Recently, I was tasked with reducing the processing time of a long-running datastep.
The datastep read in a large dataset and split it into new ones according to the value of a variable; taking over 5 hours to complete the subetting. Using a hash table approach reduced processing time to 5 minutes, mainly because of efficiencies in writing outputs. This was a special case for my SAS environment, but had a large impact thanks to the 60x increase in speed.
Input and Output
Input data was a single SAS dataset that was both long and reasonably wide; 120 million rows and 120Gb total, meaning around 1kb per row. This is easily the largest single dataset that gets used in my SAS environment and is aptly named huge.sas7bdat. Importantly, the input dataset was unsorted and any solution needed to avoid explicitly sorting it; the overhead of sorting 120Gb by the splitting variable was unworkable. The dataset could be read from disk, or produced in-memory; the end user was flexible on this point.
Output was over 1000 SAS datasets stored on disk, split according to the value of a variable in the input dataset.

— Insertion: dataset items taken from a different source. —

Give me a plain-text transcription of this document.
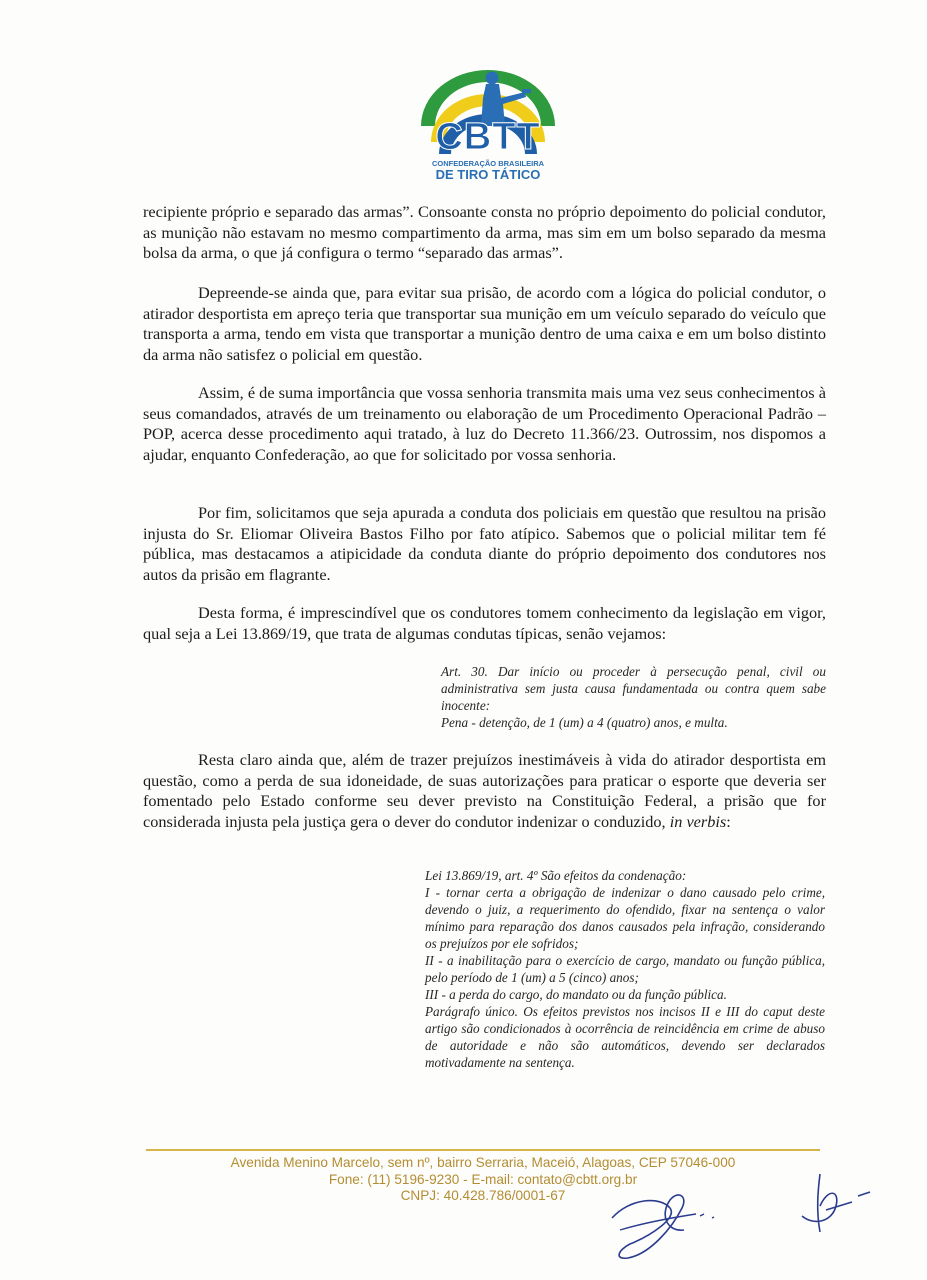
CBTT
CONFEDERAÇÃO BRASILEIRA
DE TIRO TÁTICO

recipiente próprio e separado das armas”. Consoante consta no próprio depoimento do policial condutor, as munição não estavam no mesmo compartimento da arma, mas sim em um bolso separado da mesma bolsa da arma, o que já configura o termo “separado das armas”.

Depreende-se ainda que, para evitar sua prisão, de acordo com a lógica do policial condutor, o atirador desportista em apreço teria que transportar sua munição em um veículo separado do veículo que transporta a arma, tendo em vista que transportar a munição dentro de uma caixa e em um bolso distinto da arma não satisfez o policial em questão.

Assim, é de suma importância que vossa senhoria transmita mais uma vez seus conhecimentos à seus comandados, através de um treinamento ou elaboração de um Procedimento Operacional Padrão – POP, acerca desse procedimento aqui tratado, à luz do Decreto 11.366/23. Outrossim, nos dispomos a ajudar, enquanto Confederação, ao que for solicitado por vossa senhoria.

Por fim, solicitamos que seja apurada a conduta dos policiais em questão que resultou na prisão injusta do Sr. Eliomar Oliveira Bastos Filho por fato atípico. Sabemos que o policial militar tem fé pública, mas destacamos a atipicidade da conduta diante do próprio depoimento dos condutores nos autos da prisão em flagrante.

Desta forma, é imprescindível que os condutores tomem conhecimento da legislação em vigor, qual seja a Lei 13.869/19, que trata de algumas condutas típicas, senão vejamos:

Art. 30. Dar início ou proceder à persecução penal, civil ou administrativa sem justa causa fundamentada ou contra quem sabe inocente:

Pena - detenção, de 1 (um) a 4 (quatro) anos, e multa.

Resta claro ainda que, além de trazer prejuízos inestimáveis à vida do atirador desportista em questão, como a perda de sua idoneidade, de suas autorizações para praticar o esporte que deveria ser fomentado pelo Estado conforme seu dever previsto na Constituição Federal, a prisão que for considerada injusta pela justiça gera o dever do condutor indenizar o conduzido, in verbis:

Lei 13.869/19, art. 4º São efeitos da condenação:

I - tornar certa a obrigação de indenizar o dano causado pelo crime, devendo o juiz, a requerimento do ofendido, fixar na sentença o valor mínimo para reparação dos danos causados pela infração, considerando os prejuízos por ele sofridos;

II - a inabilitação para o exercício de cargo, mandato ou função pública, pelo período de 1 (um) a 5 (cinco) anos;

III - a perda do cargo, do mandato ou da função pública.

Parágrafo único. Os efeitos previstos nos incisos II e III do caput deste artigo são condicionados à ocorrência de reincidência em crime de abuso de autoridade e não são automáticos, devendo ser declarados motivadamente na sentença.

Avenida Menino Marcelo, sem nº, bairro Serraria, Maceió, Alagoas, CEP 57046-000
Fone: (11) 5196-9230 - E-mail: contato@cbtt.org.br
CNPJ: 40.428.786/0001-67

With the available information, my suspicion was that the limiting factor in this datastep is how quickly SAS can write the output datasets. This makes sense because:
- The CPU is only making a simple comparison, not doing lots of computation;
- The dataset can fit easily into the memory of our SAS server;
- The variable determining which output set a row should go in was unsorted. This can result in a lot of file open/close operations as SAS sprays rows across the 1000+ output files.
Filing Cabinet Problem
I’d like to expand on the last point using a thought experiment, to help demonstrate why the new approach improved performance. This is a pretty crude simplification of what’s happening in different subsetting techniques, but it works pretty well for our situation.
Imagine you have an unsorted pile of documents and a filing cabinet in which to store them. Each drawer will be used to store the documents relating to an individual client. Only one drawer of the filing cabinet may be open at any time. However, you can insert more than one document into a drawer; as long as documents from the same client appear sequentially within the pile. When filing the documents you spend time doing one of three actions:
- Opening a drawer;
- Inserting document(s);
- Closing a drawer.
For any unsorted pile of documents, the time spent inserting them into drawers is related to the size of the pile. The action of inserting 100 files into a drawer will take roughly 100x the time of inserting 1 file, this is much is obvious. However, time spent opening/closing drawers isn’t related to the size of the pile but to how random its order is. If you only had two drawers marked A and B, but a pile of documents in A, B, A, B… order, then you’d spend an awful lot of time opening and closing those drawers!
If we’re going to minimise the time spent opening/closing drawers, we need a way to reliably group our documents; then we can lump them into their correct drawer in one hit. We could explicitly sort the pile first, but that will involve reading each document and then reinserting it back into the pile according to the client. With 120 million documents (or, rows in a dataset) and over 1000 clients (groups for output files), this would be a large task. When it came to insertion, we would also then have to read every document in the pile a second time, as we wouldn’t easily know where the boundary between two client’s documents was.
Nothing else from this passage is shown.